If the option is for 100 shares at $50 per share and the option is exercised when the stock reaches $100 per share, then $5,000 must be added immediately to all other ordinary income. Of course, if the stock is available to the employee and the employee chooses to sell it immediately, the $5,000 - less brokerage costs - does actually become income.

If the stock is held to see if it will appreciate more and the stock reaches $150 per share, then that additional $5,000 profit becomes either short-term or long-term capital gains. The gain is short-term if the stock is held less than one year. The flip side of this coin is when the stock is held as an investment but goes down in value. The offset of capital loss may not cover the amount added to ordinary income and that income is still taxable.

Incentive Stock Options

ISOs must be granted at the current market value of the stock. The only transfer permitted is by a will if the employee holding the options dies. The limit on ISOs is $100,000 worth of options that can be exercised in one year.

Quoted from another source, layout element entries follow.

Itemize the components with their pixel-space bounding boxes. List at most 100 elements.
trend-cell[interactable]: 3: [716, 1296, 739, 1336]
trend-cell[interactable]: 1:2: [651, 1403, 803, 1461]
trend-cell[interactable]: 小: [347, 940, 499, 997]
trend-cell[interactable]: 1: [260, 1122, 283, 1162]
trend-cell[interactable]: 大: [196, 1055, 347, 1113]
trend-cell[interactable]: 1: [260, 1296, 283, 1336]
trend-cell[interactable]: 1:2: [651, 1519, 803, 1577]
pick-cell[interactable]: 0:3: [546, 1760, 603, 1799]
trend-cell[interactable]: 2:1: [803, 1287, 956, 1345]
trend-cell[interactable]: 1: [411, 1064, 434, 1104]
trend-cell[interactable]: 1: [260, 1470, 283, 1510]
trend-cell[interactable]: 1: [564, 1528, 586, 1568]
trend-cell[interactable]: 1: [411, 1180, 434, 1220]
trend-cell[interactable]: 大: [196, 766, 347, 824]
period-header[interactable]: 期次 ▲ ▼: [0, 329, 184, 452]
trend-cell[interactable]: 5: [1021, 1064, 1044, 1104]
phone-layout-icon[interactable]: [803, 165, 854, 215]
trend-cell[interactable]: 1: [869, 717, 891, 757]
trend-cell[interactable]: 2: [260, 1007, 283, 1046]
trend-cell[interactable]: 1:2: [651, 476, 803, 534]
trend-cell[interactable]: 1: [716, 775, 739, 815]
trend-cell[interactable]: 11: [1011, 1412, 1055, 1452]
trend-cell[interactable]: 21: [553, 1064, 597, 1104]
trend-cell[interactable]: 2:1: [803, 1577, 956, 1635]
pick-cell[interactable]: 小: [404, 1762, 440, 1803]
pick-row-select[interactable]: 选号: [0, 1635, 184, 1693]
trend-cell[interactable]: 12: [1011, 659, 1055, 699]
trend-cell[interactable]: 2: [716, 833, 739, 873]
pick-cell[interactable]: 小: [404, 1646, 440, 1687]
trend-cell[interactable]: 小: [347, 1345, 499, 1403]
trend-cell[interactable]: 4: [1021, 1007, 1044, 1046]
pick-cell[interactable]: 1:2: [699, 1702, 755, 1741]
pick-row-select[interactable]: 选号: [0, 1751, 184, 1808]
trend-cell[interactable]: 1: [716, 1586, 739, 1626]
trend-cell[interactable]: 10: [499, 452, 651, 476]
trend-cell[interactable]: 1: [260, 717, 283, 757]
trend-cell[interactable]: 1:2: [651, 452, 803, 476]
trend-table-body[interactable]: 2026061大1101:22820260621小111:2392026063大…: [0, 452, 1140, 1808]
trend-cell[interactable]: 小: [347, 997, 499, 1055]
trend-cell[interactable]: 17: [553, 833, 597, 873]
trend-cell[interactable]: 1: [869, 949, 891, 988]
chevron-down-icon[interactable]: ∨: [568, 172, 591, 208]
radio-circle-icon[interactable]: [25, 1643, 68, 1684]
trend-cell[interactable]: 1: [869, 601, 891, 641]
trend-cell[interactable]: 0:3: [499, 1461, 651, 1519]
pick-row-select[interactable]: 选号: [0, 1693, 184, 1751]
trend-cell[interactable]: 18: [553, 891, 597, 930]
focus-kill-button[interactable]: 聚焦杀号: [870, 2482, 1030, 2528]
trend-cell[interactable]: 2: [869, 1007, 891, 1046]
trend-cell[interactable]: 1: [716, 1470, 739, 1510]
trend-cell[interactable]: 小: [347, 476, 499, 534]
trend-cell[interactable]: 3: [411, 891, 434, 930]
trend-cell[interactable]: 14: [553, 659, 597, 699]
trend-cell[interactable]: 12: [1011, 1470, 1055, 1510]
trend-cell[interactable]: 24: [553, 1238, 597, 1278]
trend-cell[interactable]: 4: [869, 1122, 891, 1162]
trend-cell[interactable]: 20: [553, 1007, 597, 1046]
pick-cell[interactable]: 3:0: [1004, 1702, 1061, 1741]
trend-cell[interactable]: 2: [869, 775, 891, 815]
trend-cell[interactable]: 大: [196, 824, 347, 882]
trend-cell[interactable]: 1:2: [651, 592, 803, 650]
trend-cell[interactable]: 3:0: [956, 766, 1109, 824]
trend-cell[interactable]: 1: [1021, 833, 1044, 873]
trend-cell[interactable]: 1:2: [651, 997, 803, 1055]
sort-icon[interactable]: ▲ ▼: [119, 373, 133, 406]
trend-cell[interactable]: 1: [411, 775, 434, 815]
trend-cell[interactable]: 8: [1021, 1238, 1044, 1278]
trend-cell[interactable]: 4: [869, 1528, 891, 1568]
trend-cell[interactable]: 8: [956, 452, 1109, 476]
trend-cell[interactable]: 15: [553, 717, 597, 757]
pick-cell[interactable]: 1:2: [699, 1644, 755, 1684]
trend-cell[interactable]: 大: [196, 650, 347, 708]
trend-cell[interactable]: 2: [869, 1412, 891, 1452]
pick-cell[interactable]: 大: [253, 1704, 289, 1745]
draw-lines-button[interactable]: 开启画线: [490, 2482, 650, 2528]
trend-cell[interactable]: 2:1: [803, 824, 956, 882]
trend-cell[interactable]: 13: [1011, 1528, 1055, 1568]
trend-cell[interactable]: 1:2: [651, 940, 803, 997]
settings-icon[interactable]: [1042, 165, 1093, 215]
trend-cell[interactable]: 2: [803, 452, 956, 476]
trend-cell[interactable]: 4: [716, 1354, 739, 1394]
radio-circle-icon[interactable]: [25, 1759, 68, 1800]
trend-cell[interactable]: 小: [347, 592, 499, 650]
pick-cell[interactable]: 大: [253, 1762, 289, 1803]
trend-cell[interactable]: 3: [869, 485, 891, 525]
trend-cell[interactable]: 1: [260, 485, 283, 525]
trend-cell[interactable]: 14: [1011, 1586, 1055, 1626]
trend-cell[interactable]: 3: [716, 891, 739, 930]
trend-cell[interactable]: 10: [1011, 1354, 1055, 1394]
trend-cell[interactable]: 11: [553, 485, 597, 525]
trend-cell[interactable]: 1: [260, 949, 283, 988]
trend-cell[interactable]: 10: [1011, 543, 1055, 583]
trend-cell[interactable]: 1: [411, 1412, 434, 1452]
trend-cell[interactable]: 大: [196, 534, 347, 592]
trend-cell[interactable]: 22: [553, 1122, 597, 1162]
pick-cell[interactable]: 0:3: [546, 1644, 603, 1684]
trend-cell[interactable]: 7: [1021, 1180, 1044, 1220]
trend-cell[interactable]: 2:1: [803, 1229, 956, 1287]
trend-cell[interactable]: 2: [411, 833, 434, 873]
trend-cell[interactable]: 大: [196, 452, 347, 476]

If the stock is not held for a specified holding period, the option reverts to a nonqualified option and assumes all the tax rules of that type of option. If the stock is held through the holding period, the difference between the option price and the exercised price - spread - is a preference item when calculating the alternative minimum tax and increases the taxable income for that purpose.

Methods of Exercising

Paying With Cash
An employee gives their employer the cash necessary to buy the stock at the option price and they are issued stock certificates in return.

Swapping Stock
If shares of stock are already held by the employee, they may wish to exchange the number of shares necessary to obtain shares matching the option price. If the stock's price is $100 and the option price is $50 and the employee has an option for 100 shares, it would only take 50 owned shares to obtain 100 new certificates.

Working with a Broker
An employee might use their stock options as collateral and buy the stock through a stock broker. If the employee does not wish to keep any of the stock, all the shares are purchased and immediately sold with the residue cash going to the employee. If the employee wishes to keep the residue shares, all the shares are purchased and only enough shares are immediately sold to pay the broker.